Accuracy-Memory Trade-off Analysis

accuracy-memory

According to chart (b), P1 is the model with the least memory consumption. As modules are progressively added from P1 to P5, accuracy improves while memory increases.

In terms of accuracy-memory trade-offs, one module is also altered at a time, and accuracy gradually improves with modules added in this order: Attn, TPS, BiLSTM, and ResNet.

Compared to VGG used in T1, RCNN is more lightweight in P1-P4, offering good accuracy-memory trade-offs. RCNN uses fewer standalone CNN layers, which are recursively applied, providing lightweight and efficient performance.

Transformation, sequence, and prediction modules have minimal impact on memory consumption (1.9M→7.2M parameters) but can significantly boost accuracy (75.4%→82.3%).

ResNet is introduced in the final stage, improving accuracy by 1.7% but substantially increasing memory consumption to 49.6M floating-point parameters. Therefore, memory-sensitive applications can freely choose transformation, sequence, and prediction modules but should avoid high-load feature extractors like ResNet.

Module Analysis

module-analysis

The authors analyzed the performance of each module in terms of accuracy, speed, and memory requirements.

Accuracy Improvement: Compared to regular benchmark datasets, performance improvements on irregular datasets are approximately double. When comparing accuracy improvement and time usage, the optimal module upgrade order is: ResNet, BiLSTM, TPS, Attn. This is the most effective order for upgrading from the baseline combination (None-VGG-None-CTC) and aligns with the accuracy-time trade-off upgrade sequence (T1→T5).
Accuracy-Memory Perspective: From a memory consumption standpoint, the most effective module upgrade order is: RCNN, Attn, TPS, BiLSTM, ResNet. This matches the accuracy-memory trade-off upgrade sequence (P1→P5). However, the most efficient module upgrade orders for time and memory are exactly opposite.

Failure Case Analysis

failure-case

The authors also analyzed all failure cases.

The chart shows six common types of failures. Of the 8,539 examples in the benchmark datasets, 644 images (7.5%) were not correctly recognized by any model.

Calligraphy Fonts:
- Special fonts for brands (e.g., "Coca Cola") or street store names (e.g., "Cafe") remain a challenge. These diverse font styles require a new feature extractor to provide more adaptable visual features.
- Future Research: Regularization may help prevent the model from overfitting to the font styles in the training dataset.
Vertical Text:
- Most current STR models assume that the text images are oriented horizontally, making it difficult to handle vertical text. Some models have attempted to utilize vertical information, but handling vertical text remains underdeveloped.
- Future Research: Further research may need to focus on recognizing vertical text more effectively.
Special Characters:
- Since current benchmark tests do not evaluate special characters, existing research excludes them during training, causing models to misclassify these characters as alphabetic or numeric.
- Future Research: Including special characters in training could improve the accuracy of the IIIT dataset from 87.9% to 90.3%.
Severe Occlusion:
- Current methods do not fully utilize contextual information to overcome occlusion issues.
- Future Research: Using stronger language models to maximize the use of contextual information could help.
Low Resolution:
- Existing models do not explicitly address low-resolution cases.
- Future Research: Using image pyramids or super-resolution modules may improve performance.
Label Noise:
- Some failure cases are due to mislabeled data in the datasets.
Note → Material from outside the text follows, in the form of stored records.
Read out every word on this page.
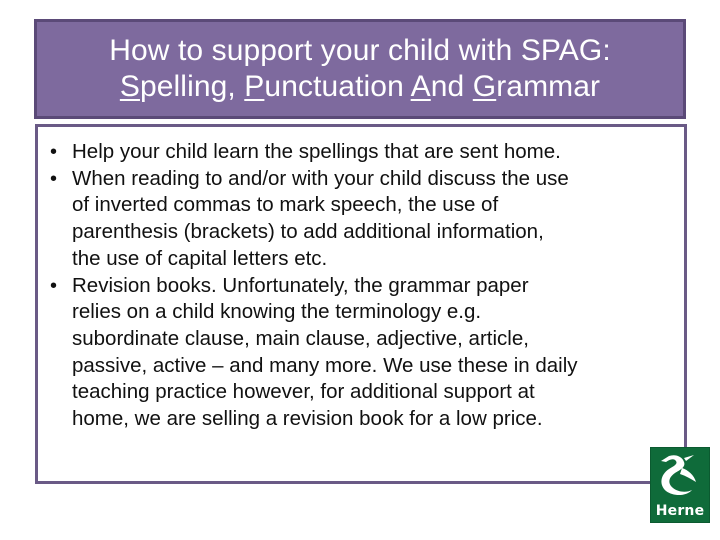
How to support your child with SPAG:
Spelling, Punctuation And Grammar
• Help your child learn the spellings that are sent home.
• When reading to and/or with your child discuss the use
of inverted commas to mark speech, the use of
parenthesis (brackets) to add additional information,
the use of capital letters etc.
• Revision books. Unfortunately, the grammar paper
relies on a child knowing the terminology e.g.
subordinate clause, main clause, adjective, article,
passive, active – and many more. We use these in daily
teaching practice however, for additional support at
home, we are selling a revision book for a low price.
Herne
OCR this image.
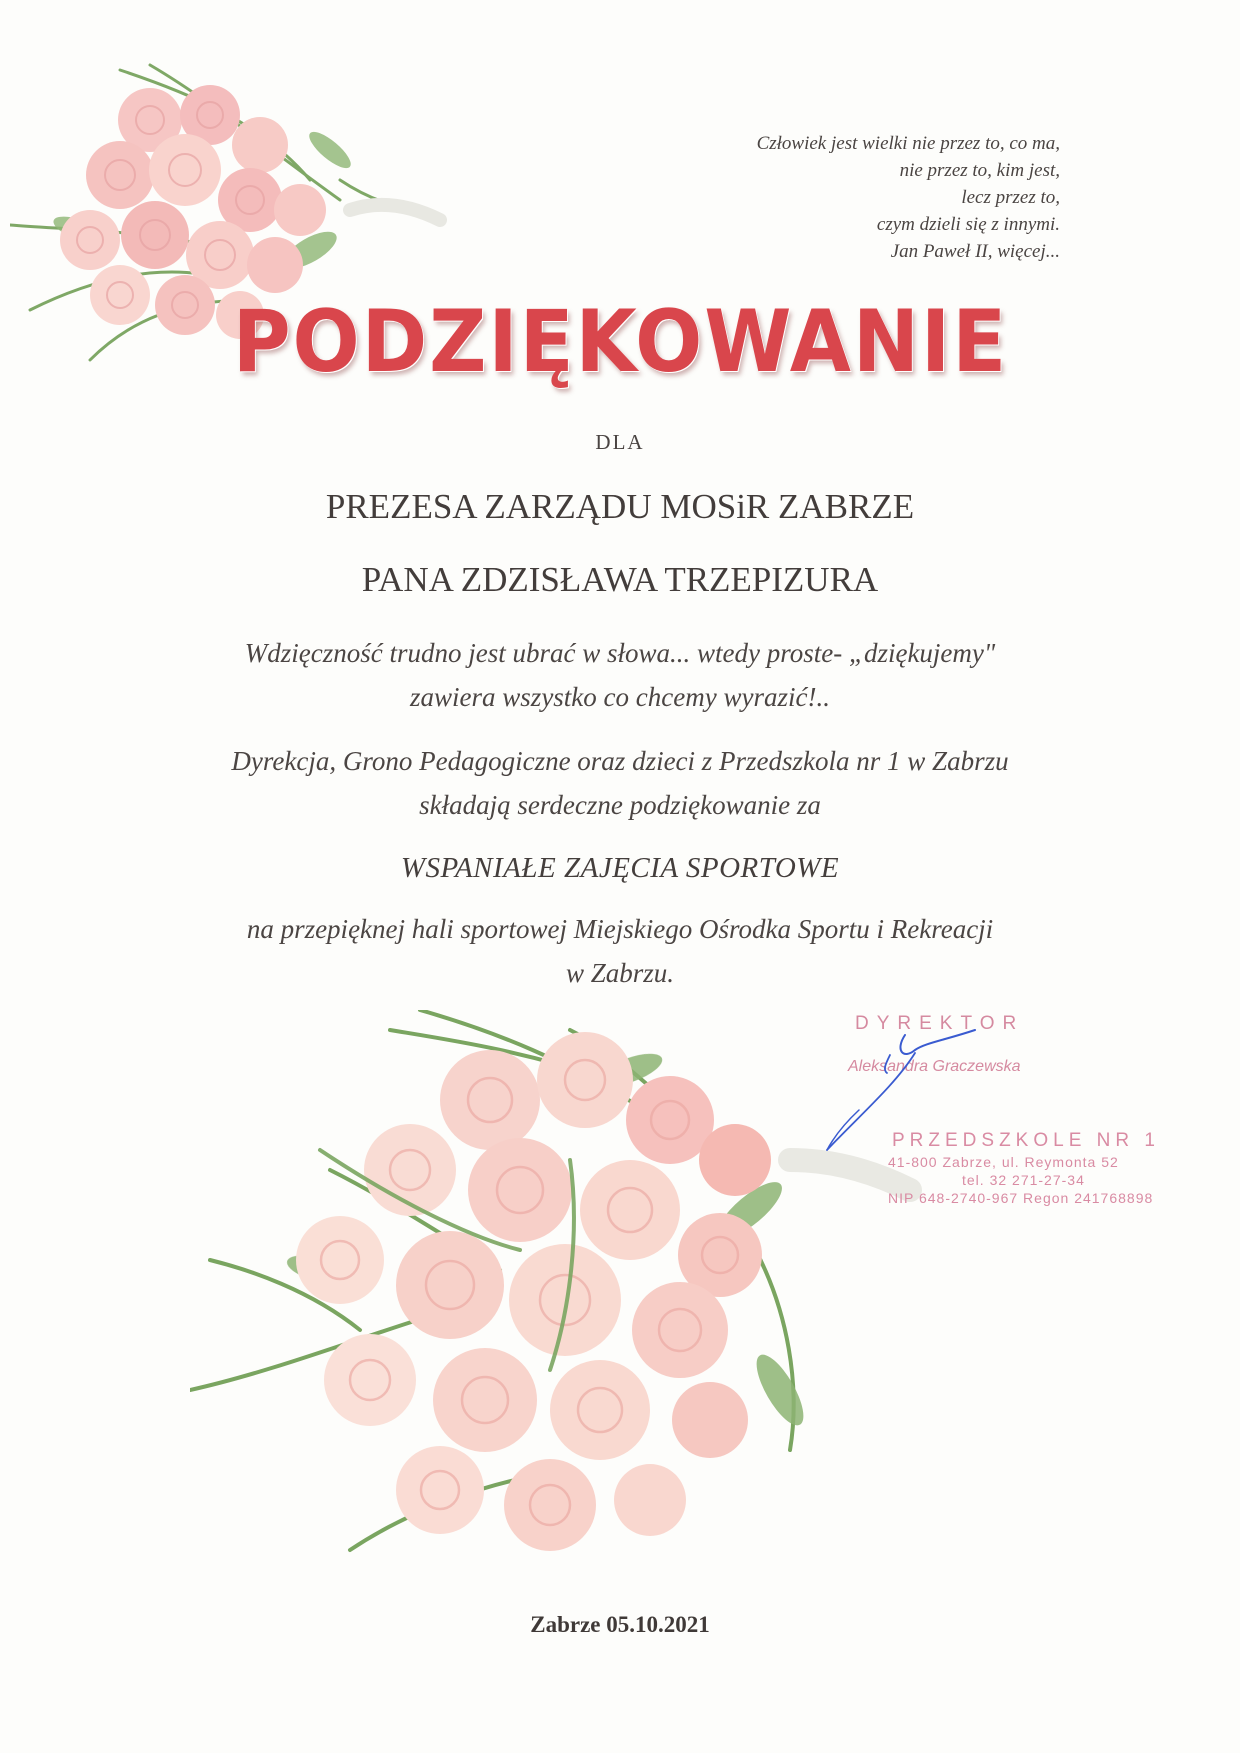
Człowiek jest wielki nie przez to, co ma,
nie przez to, kim jest,
lecz przez to,
czym dzieli się z innymi.
Jan Paweł II, więcej...
PODZIĘKOWANIE
DLA
PREZESA ZARZĄDU MOSiR ZABRZE
PANA ZDZISŁAWA TRZEPIZURA
Wdzięczność trudno jest ubrać w słowa... wtedy proste- „dziękujemy"
zawiera wszystko co chcemy wyrazić!..
Dyrekcja, Grono Pedagogiczne oraz dzieci z Przedszkola nr 1 w Zabrzu
składają serdeczne podziękowanie za
WSPANIAŁE ZAJĘCIA SPORTOWE
na przepięknej hali sportowej Miejskiego Ośrodka Sportu i Rekreacji
w Zabrzu.
DYREKTOR
Aleksandra Graczewska
PRZEDSZKOLE NR 1
41-800 Zabrze, ul. Reymonta 52
tel. 32 271-27-34
NIP 648-2740-967 Regon 241768898
Zabrze 05.10.2021
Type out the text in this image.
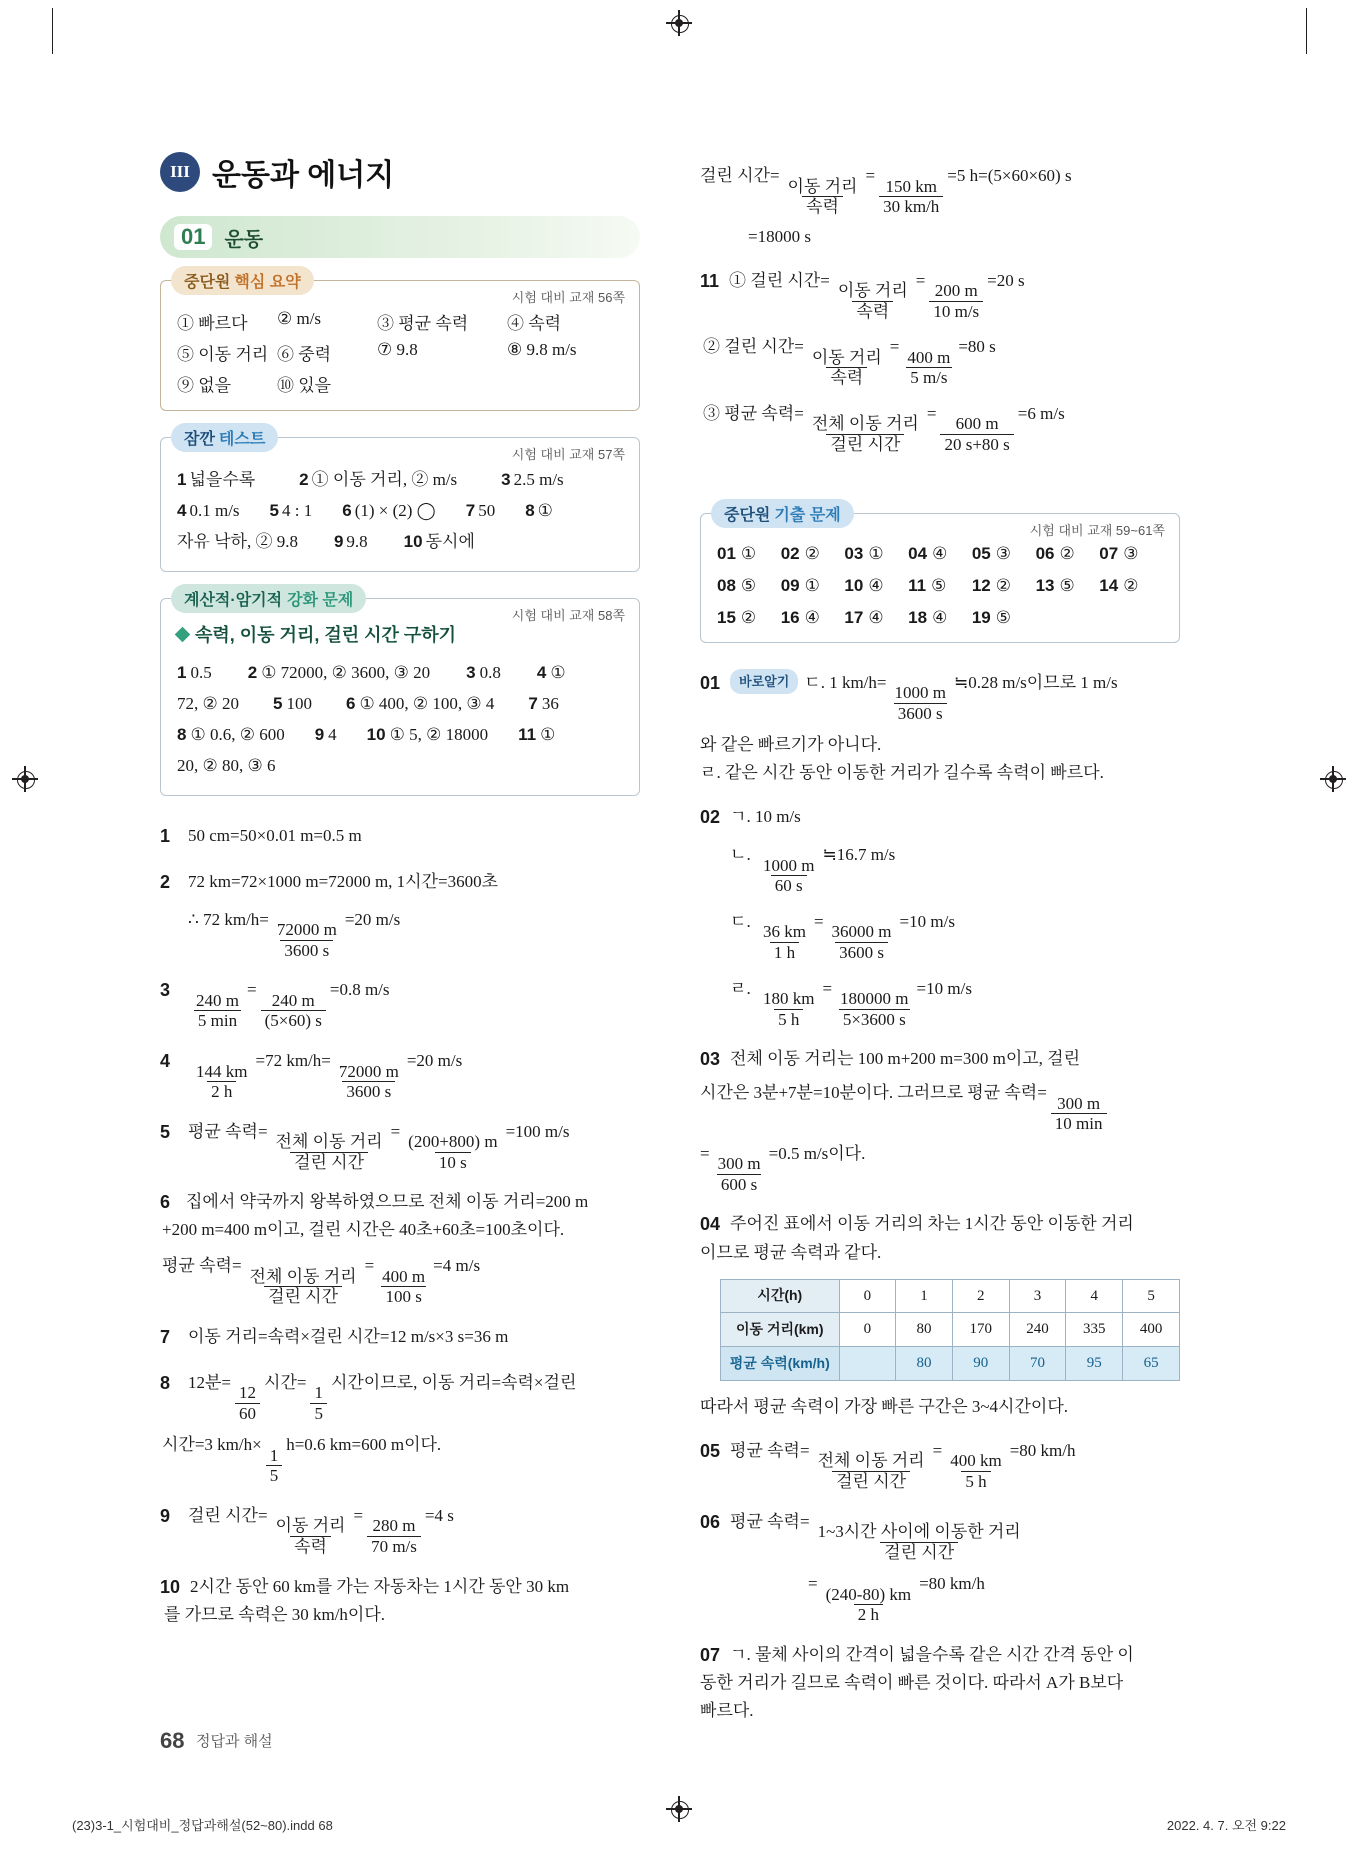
III 운동과 에너지
01 운동
중단원 핵심 요약
시험 대비 교재 56쪽
① 빠르다	② m/s	③ 평균 속력	④ 속력
⑤ 이동 거리 ⑥ 중력	⑦ 9.8	⑧ 9.8 m/s
⑨ 없을	⑩ 있을
잠깐 테스트
시험 대비 교재 57쪽
1 넓을수록	2 ① 이동 거리, ② m/s	3 2.5 m/s
4 0.1 m/s 5 4 : 1 6 (1) × (2) ◯ 7 50 8 ①
자유 낙하, ② 9.8 9 9.8 10 동시에
계산적·암기적 강화 문제
시험 대비 교재 58쪽
속력, 이동 거리, 걸린 시간 구하기
1 0.5 2 ① 72000, ② 3600, ③ 20 3 0.8 4 ①
72, ② 20 5 100 6 ① 400, ② 100, ③ 4 7 36
8 ① 0.6, ② 600 9 4 10 ① 5, ② 18000 11 ①
20, ② 80, ③ 6
1	50 cm=50×0.01 m=0.5 m
2	72 km=72×1000 m=72000 m, 1시간=3600초
∴ 72 km/h=
$\frac{72000 m}{3600 s}$
=20 m/s
3
$\frac{240 m}{5 \min}$
=
$\frac{240 m}{(5\times 60) s}$
=0.8 m/s
4
$\frac{144 km}{2 h}$
=72 km/h=
$\frac{72000 m}{3600 s}$
=20 m/s
5	평균 속력=
$\frac{\text{전체 이동 거리}}{\text{걸린 시간}}$
=
$\frac{(200+800) m}{10 s}$
=100 m/s
6 집에서 약국까지 왕복하였으므로 전체 이동 거리=200 m
+200 m=400 m이고, 걸린 시간은 40초+60초=100초이다.
평균 속력=
$\frac{\text{전체 이동 거리}}{\text{걸린 시간}}$
=
$\frac{400 m}{100 s}$
=4 m/s
7	이동 거리=속력×걸린 시간=12 m/s×3 s=36 m
8	12분=
$\frac{12}{60}$
시간=
$\frac{1}{5}$
시간이므로, 이동 거리=속력×걸린
시간=3 km/h×
$\frac{1}{5}$
h=0.6 km=600 m이다.
9	걸린 시간=
$\frac{\text{이동 거리}}{\text{속력}}$
=
$\frac{280 m}{70 m/s}$
=4 s
10 2시간 동안 60 km를 가는 자동차는 1시간 동안 30 km
를 가므로 속력은 30 km/h이다.
걸린 시간=
$\frac{\text{이동 거리}}{\text{속력}}$
=
$\frac{150 km}{30 km/h}$
=5 h=(5×60×60) s
=18000 s
11 ① 걸린 시간=
$\frac{\text{이동 거리}}{\text{속력}}$
=
$\frac{200 m}{10 m/s}$
=20 s
② 걸린 시간=
$\frac{\text{이동 거리}}{\text{속력}}$
=
$\frac{400 m}{5 m/s}$
=80 s
③ 평균 속력=
$\frac{\text{전체 이동 거리}}{\text{걸린 시간}}$
=
$\frac{600 m}{20 s+80 s}$
=6 m/s
중단원 기출 문제
시험 대비 교재 59~61쪽
01 ①	02 ②	03 ①	04 ④	05 ③	06 ②	07 ③
08 ⑤	09 ①	10 ④	11 ⑤	12 ②	13 ⑤	14 ②
15 ②	16 ④	17 ④	18 ④	19 ⑤
01	바로알기 ㄷ. 1 km/h=
$\frac{1000 m}{3600 s}$
≒0.28 m/s이므로 1 m/s
와 같은 빠르기가 아니다.
ㄹ. 같은 시간 동안 이동한 거리가 길수록 속력이 빠르다.
02 ㄱ. 10 m/s
ㄴ.
$\frac{1000 m}{60 s}$
≒16.7 m/s
ㄷ.
$\frac{36 km}{1 h}$
=
$\frac{36000 m}{3600 s}$
=10 m/s
ㄹ.
$\frac{180 km}{5 h}$
=
$\frac{180000 m}{5\times 3600 s}$
=10 m/s
03 전체 이동 거리는 100 m+200 m=300 m이고, 걸린
시간은 3분+7분=10분이다. 그러므로 평균 속력=
$\frac{300 m}{10 \min}$
=
$\frac{300 m}{600 s}$
=0.5 m/s이다.
04 주어진 표에서 이동 거리의 차는 1시간 동안 이동한 거리
이므로 평균 속력과 같다.
시간(h)	0	1	2	3	4	5
이동 거리(km)	0	80	170	240	335	400
평균 속력(km/h)		80	90	70	95	65
따라서 평균 속력이 가장 빠른 구간은 3~4시간이다.
05 평균 속력=
$\frac{\text{전체 이동 거리}}{\text{걸린 시간}}$
=
$\frac{400 km}{5 h}$
=80 km/h
06 평균 속력=
$\frac{\text{1\textasciitilde{}3시간 사이에 이동한 거리}}{\text{걸린 시간}}$
=
$\frac{(240-80) km}{2 h}$
=80 km/h
07 ㄱ. 물체 사이의 간격이 넓을수록 같은 시간 간격 동안 이
동한 거리가 길므로 속력이 빠른 것이다. 따라서 A가 B보다
빠르다.
68 정답과 해설
(23)3-1_시험대비_정답과해설(52~80).indd 68	2022. 4. 7. 오전 9:22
Upon examination, all benchmark datasets contain noisy labels.
- Label Noise Statistics:
  - The proportion of incorrect labels without considering special characters is 1.3%.
  - The proportion of incorrect labels considering special characters is 6.1%.
  - The proportion of incorrect labels considering case sensitivity is 24.1%.

Conclusion

This paper provides an in-depth and comprehensive analysis of the scene text recognition field, offering a unified framework for fairly comparing the performance of different models.

If you don’t have time to read other papers, at least read this one!

It will help you quickly understand the state of the text recognition field as of 2019 and provide clear directions for your research, avoiding many potential pitfalls.